1. A slide closure for a vessel containing a molten metal, with a slide housing (1), a slide unit, longitudinally guided therein, with a push rod (2), a holder (5) on the slide housing as well as a linear actuator (6), which is removably fixed in this holder (5), with a drive rod (4) which can be connected to the push rod (2) of the slide unit by a coupling (3), wherein the coupling (3) is designed such that it couples in the linear actuator (6) pushed into the holder (5) by displacing the drive rod (4) against the slide unit, wherein the coupling (3) has a coupling part at the end on the push rod (2) and a coupling part at the front end of the drive rod (4) of the linear actuator (6) which couple when displacing the drive rod (4), characterized in that a locking device (7) which can be actuated by the linear actuator (6) and interacts with the holder (5) is provided, through which the linear actuator (6) can be fixed after being pushed into the holder (5) or can be unlocked again before removing same.

2. The slide closure according to claim 1, characterized in that the linear actuator (6) comprises a hydraulic cylinder (10), a main piston (11) driving the drive rod (4) into this, and an additional piston (12) which can be moved independently thereof, for actuating the locking device (7).

3. The slide closure according to claim 2, characterized in that the additional piston (12) is provided with a locking head (8) guided on the drive rod (4), which head can be withdrawn when the additional piston is loaded in locking direction at the front from the inside of the hydraulic cylinder (10) and can be inserted, preferably in positive- or friction-locking manner, into a correspondingly formed recess (9) in the holder (5) of the hydraulic cylinder (10), while the cylinder can be removed from the recess (9) when the additional piston (12) of the locking device (7) is loaded in unlocking direction.

4. The slide closure according to claim 1, wherein the locking of the hydraulic cylinder, the coupling of its drive rod to the push rod and the actuating of the slide unit during the casting process can be controlled centrally by a programmable control unit.

5. A linear actuator for a slide closure according to claim 1, wherein it is designed to be multifunctional, by managing the locking of the linear actuator in its holder, the coupling to the push rod of the slide unit and the displacement of the slide unit during the casting process.

6. The linear actuator according to claim 5, characterized in that the inside of the hydraulic cylinder (10) is divided, by the main piston (11) and the additional piston (12), into three chambers (15a, 15b, 15c) which can be loaded independently of one another, wherein the hydraulic cylinder (10) can be unlocked when the central chamber (15b) is loaded and the drive rod (4) can be coupled, when the rear chamber (15a) facing away from this drive rod is loaded, to the push rod (3) of the slide unit or, when this rear or central chamber (15a, 15b) is loaded, can be displaced to regulate the casting process.

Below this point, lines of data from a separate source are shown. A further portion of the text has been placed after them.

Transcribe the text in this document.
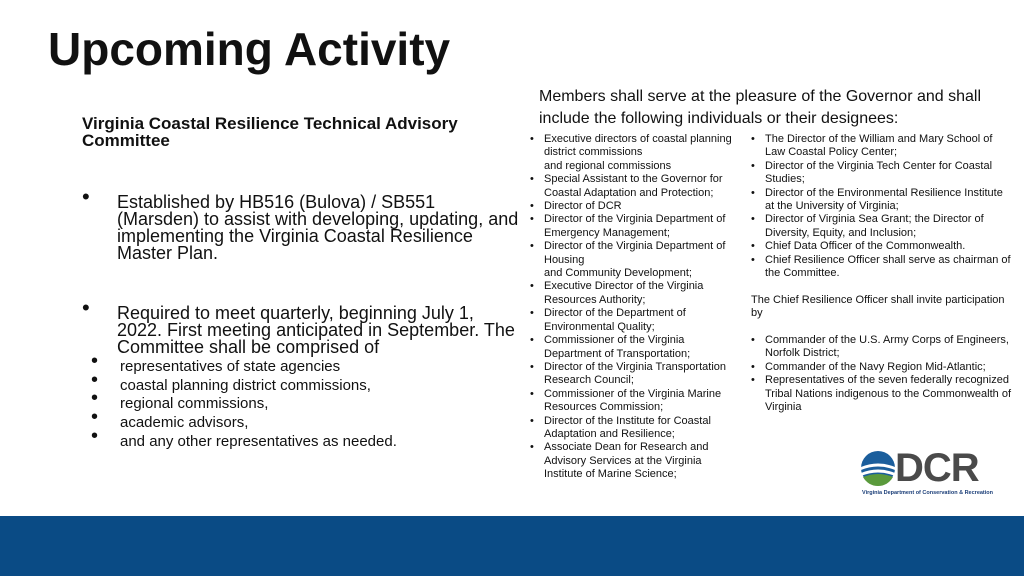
Upcoming Activity

Virginia Coastal Resilience Technical Advisory Committee

• Established by HB516 (Bulova) / SB551 (Marsden) to assist with developing, updating, and implementing the Virginia Coastal Resilience Master Plan.
• Required to meet quarterly, beginning July 1, 2022. First meeting anticipated in September. The Committee shall be comprised of
• representatives of state agencies
• coastal planning district commissions,
• regional commissions,
• academic advisors,
• and any other representatives as needed.

Members shall serve at the pleasure of the Governor and shall include the following individuals or their designees:

• Executive directors of coastal planning district commissions
and regional commissions
• Special Assistant to the Governor for Coastal Adaptation and Protection;
• Director of DCR
• Director of the Virginia Department of Emergency Management;
• Director of the Virginia Department of Housing
and Community Development;
• Executive Director of the Virginia Resources Authority;
• Director of the Department of Environmental Quality;
• Commissioner of the Virginia Department of Transportation;
• Director of the Virginia Transportation Research Council;
• Commissioner of the Virginia Marine Resources Commission;
• Director of the Institute for Coastal Adaptation and Resilience;
• Associate Dean for Research and Advisory Services at the Virginia Institute of Marine Science;
• The Director of the William and Mary School of Law Coastal Policy Center;
• Director of the Virginia Tech Center for Coastal Studies;
• Director of the Environmental Resilience Institute at the University of Virginia;
• Director of Virginia Sea Grant; the Director of Diversity, Equity, and Inclusion;
• Chief Data Officer of the Commonwealth.
• Chief Resilience Officer shall serve as chairman of the Committee.

The Chief Resilience Officer shall invite participation by

• Commander of the U.S. Army Corps of Engineers, Norfolk District;
• Commander of the Navy Region Mid-Atlantic;
• Representatives of the seven federally recognized Tribal Nations indigenous to the Commonwealth of Virginia
DCR
Virginia Department of Conservation & Recreation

7. The linear actuator according to claim 5, wherein the hydraulic cylinder between both pistons is provided with a separating wall serving as stop for the additional piston, with an opening through which the drive rod penetrates, allowing a free passage of a medium from the chamber into this chamber formed between this separating wall and the piston.

8. The linear actuator according to claim 5, wherein the hydraulic cylinder can be unlocked when the front chamber at the locking head is loaded.

9. The linear actuator according to claim 8, characterized in that the linear actuator (6) can be pulled out after unlocking transverse to the displacement direction of the drive rod (4), in which the coupling (3) is released independently.

10. The linear actuator according to claim 8, characterized in that the linear actuator (6) can be pulled out after unlocking transverse to the displacement direction of the drive rod (4), in which the coupling (3) is released independently.